RIO DE JANEIRO - Em recente documentário sobre o tráfego aéreo, fiquei sabendo que a tecnologia se desenvolve em progressão geométrica, enquanto o elemento humano, baseado em terra, progride pouco e, quando progride, o faz em progressão aritmética. Em linhas gerais, o mesmo ocorre em outros setores, sobretudo no da medicina, que, dia-a-dia, avança assombrosamente sobre as doenças, as pesquisas e os equipamentos, não apenas melhorando a qualidade mas aumentando a expectativa de vida de todos nós.
Contudo o elemento humano continua mais ou menos na mesma, sujeito ao estresse, a equívocos operacionais e até mesmo a certa tecnicidade que o transforma mecanicamente num operário que manipula instrumentos, laudos, medicamentos e estatísticas.
A tecnologia e a ciência praticamente já garantem um tipo de vida quase eterna. Monitorado, congelado, reduzido ao seu complexo químico e biológico, o ser humano, se não chegou ainda a ser imortal, mesmo sem entrar para a ABL, pode viver indefinidamente, dentro de circunstâncias determinadas pela técnica e pela ciência.
No entanto o entorno da moderna medicina tem alçapões que são considerados, profilaticamente, como "acidentes de percurso". É a infecção hospitalar, da qual nem os melhores centros médicos estão isentos, a troca de laudos e, algumas vezes, a troca de medicamentos, a carga horária dos profissionais de saúde que não podem ser substituídos por aparelhos e, em caso mais raros e lamentáveis, o puro, o elementar, o inevitável erro humano.

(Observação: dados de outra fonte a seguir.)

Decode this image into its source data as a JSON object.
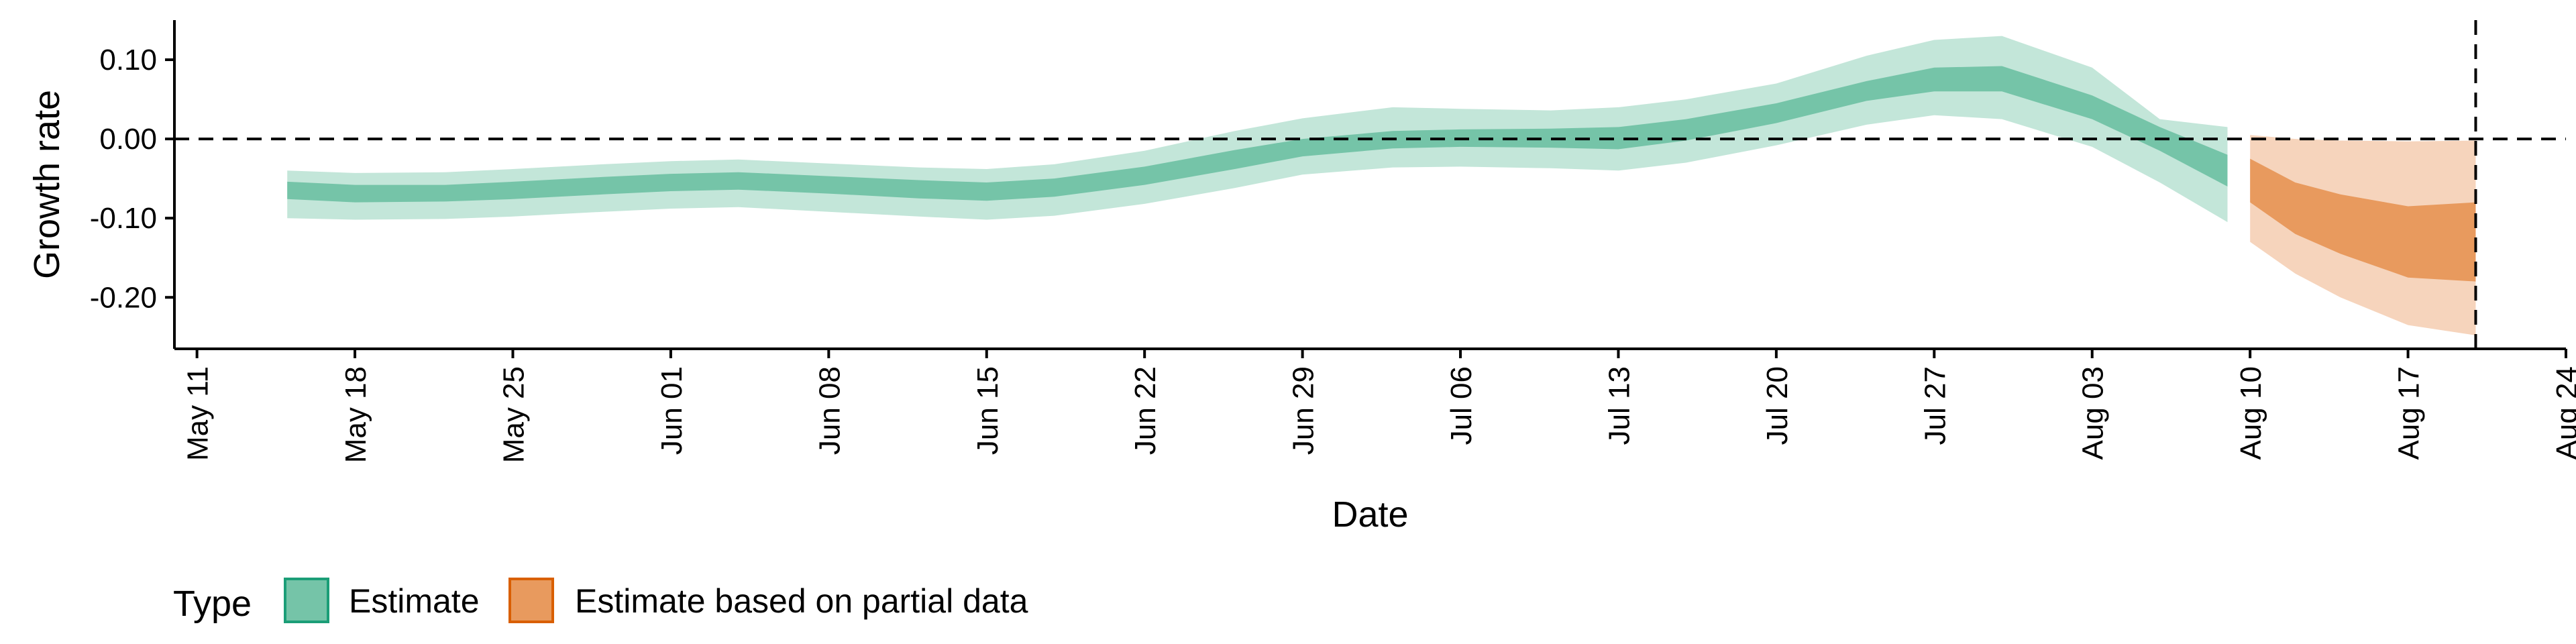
{
  "chart_data": {
    "type": "area",
    "xlabel": "Date",
    "ylabel": "Growth rate",
    "x_axis": {
      "type": "date",
      "range": [
        "2020-05-10",
        "2020-08-24"
      ],
      "ticks": [
        "2020-05-11",
        "2020-05-18",
        "2020-05-25",
        "2020-06-01",
        "2020-06-08",
        "2020-06-15",
        "2020-06-22",
        "2020-06-29",
        "2020-07-06",
        "2020-07-13",
        "2020-07-20",
        "2020-07-27",
        "2020-08-03",
        "2020-08-10",
        "2020-08-17",
        "2020-08-24"
      ],
      "tick_labels": [
        "May 11",
        "May 18",
        "May 25",
        "Jun 01",
        "Jun 08",
        "Jun 15",
        "Jun 22",
        "Jun 29",
        "Jul 06",
        "Jul 13",
        "Jul 20",
        "Jul 27",
        "Aug 03",
        "Aug 10",
        "Aug 17",
        "Aug 24"
      ]
    },
    "y_axis": {
      "range": [
        -0.265,
        0.15
      ],
      "ticks": [
        0.1,
        0.0,
        -0.1,
        -0.2
      ],
      "tick_labels": [
        "0.10",
        "0.00",
        "-0.10",
        "-0.20"
      ]
    },
    "reference_lines": [
      {
        "orientation": "horizontal",
        "value": 0.0,
        "style": "dashed"
      },
      {
        "orientation": "vertical",
        "value": "2020-08-20",
        "style": "dashed"
      }
    ],
    "grid": false,
    "legend": {
      "title": "Type",
      "position": "bottom-left",
      "entries": [
        {
          "label": "Estimate",
          "color": "#75c4a8",
          "border": "#1b9e77"
        },
        {
          "label": "Estimate based on partial data",
          "color": "#e89a5e",
          "border": "#d95f02"
        }
      ]
    },
    "series": [
      {
        "name": "Estimate",
        "color_inner": "#75c4a8",
        "color_outer": "#c3e6d9",
        "points": [
          {
            "date": "2020-05-15",
            "lo90": -0.1,
            "lo50": -0.076,
            "hi50": -0.054,
            "hi90": -0.04
          },
          {
            "date": "2020-05-18",
            "lo90": -0.102,
            "lo50": -0.08,
            "hi50": -0.058,
            "hi90": -0.043
          },
          {
            "date": "2020-05-22",
            "lo90": -0.101,
            "lo50": -0.079,
            "hi50": -0.058,
            "hi90": -0.042
          },
          {
            "date": "2020-05-25",
            "lo90": -0.098,
            "lo50": -0.076,
            "hi50": -0.054,
            "hi90": -0.038
          },
          {
            "date": "2020-05-29",
            "lo90": -0.092,
            "lo50": -0.07,
            "hi50": -0.048,
            "hi90": -0.032
          },
          {
            "date": "2020-06-01",
            "lo90": -0.088,
            "lo50": -0.066,
            "hi50": -0.044,
            "hi90": -0.028
          },
          {
            "date": "2020-06-04",
            "lo90": -0.086,
            "lo50": -0.064,
            "hi50": -0.042,
            "hi90": -0.026
          },
          {
            "date": "2020-06-08",
            "lo90": -0.092,
            "lo50": -0.069,
            "hi50": -0.047,
            "hi90": -0.031
          },
          {
            "date": "2020-06-12",
            "lo90": -0.098,
            "lo50": -0.075,
            "hi50": -0.052,
            "hi90": -0.036
          },
          {
            "date": "2020-06-15",
            "lo90": -0.102,
            "lo50": -0.078,
            "hi50": -0.055,
            "hi90": -0.038
          },
          {
            "date": "2020-06-18",
            "lo90": -0.097,
            "lo50": -0.073,
            "hi50": -0.05,
            "hi90": -0.032
          },
          {
            "date": "2020-06-22",
            "lo90": -0.082,
            "lo50": -0.058,
            "hi50": -0.035,
            "hi90": -0.015
          },
          {
            "date": "2020-06-26",
            "lo90": -0.062,
            "lo50": -0.038,
            "hi50": -0.014,
            "hi90": 0.01
          },
          {
            "date": "2020-06-29",
            "lo90": -0.045,
            "lo50": -0.022,
            "hi50": 0.0,
            "hi90": 0.026
          },
          {
            "date": "2020-07-03",
            "lo90": -0.036,
            "lo50": -0.012,
            "hi50": 0.01,
            "hi90": 0.04
          },
          {
            "date": "2020-07-06",
            "lo90": -0.035,
            "lo50": -0.01,
            "hi50": 0.012,
            "hi90": 0.038
          },
          {
            "date": "2020-07-10",
            "lo90": -0.037,
            "lo50": -0.011,
            "hi50": 0.013,
            "hi90": 0.036
          },
          {
            "date": "2020-07-13",
            "lo90": -0.04,
            "lo50": -0.013,
            "hi50": 0.015,
            "hi90": 0.04
          },
          {
            "date": "2020-07-16",
            "lo90": -0.03,
            "lo50": -0.002,
            "hi50": 0.025,
            "hi90": 0.05
          },
          {
            "date": "2020-07-20",
            "lo90": -0.008,
            "lo50": 0.02,
            "hi50": 0.045,
            "hi90": 0.07
          },
          {
            "date": "2020-07-24",
            "lo90": 0.018,
            "lo50": 0.048,
            "hi50": 0.073,
            "hi90": 0.105
          },
          {
            "date": "2020-07-27",
            "lo90": 0.03,
            "lo50": 0.06,
            "hi50": 0.09,
            "hi90": 0.125
          },
          {
            "date": "2020-07-30",
            "lo90": 0.025,
            "lo50": 0.06,
            "hi50": 0.092,
            "hi90": 0.13
          },
          {
            "date": "2020-08-03",
            "lo90": -0.01,
            "lo50": 0.025,
            "hi50": 0.055,
            "hi90": 0.09
          },
          {
            "date": "2020-08-06",
            "lo90": -0.055,
            "lo50": -0.015,
            "hi50": 0.015,
            "hi90": 0.025
          },
          {
            "date": "2020-08-09",
            "lo90": -0.105,
            "lo50": -0.06,
            "hi50": -0.02,
            "hi90": 0.015
          }
        ]
      },
      {
        "name": "Estimate based on partial data",
        "color_inner": "#e89a5e",
        "color_outer": "#f6d4bc",
        "points": [
          {
            "date": "2020-08-10",
            "lo90": -0.13,
            "lo50": -0.08,
            "hi50": -0.025,
            "hi90": 0.005
          },
          {
            "date": "2020-08-12",
            "lo90": -0.17,
            "lo50": -0.12,
            "hi50": -0.055,
            "hi90": 0.0
          },
          {
            "date": "2020-08-14",
            "lo90": -0.2,
            "lo50": -0.145,
            "hi50": -0.07,
            "hi90": -0.002
          },
          {
            "date": "2020-08-17",
            "lo90": -0.235,
            "lo50": -0.175,
            "hi50": -0.085,
            "hi90": -0.003
          },
          {
            "date": "2020-08-20",
            "lo90": -0.248,
            "lo50": -0.18,
            "hi50": -0.08,
            "hi90": -0.002
          }
        ]
      }
    ]
  }
}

Acho gozado quando vejo um filme cuja história se passa em séculos remotos. Alguém adoece ou se acidenta, chamam o médico, que vem, geralmente numa charrete, trazendo uma valise triangular, um termômetro e um relógio tipo cebolão para contar as batidas cardíacas do paciente.
Se eu vivesse naquele tempo, há muito já estaria do outro lado.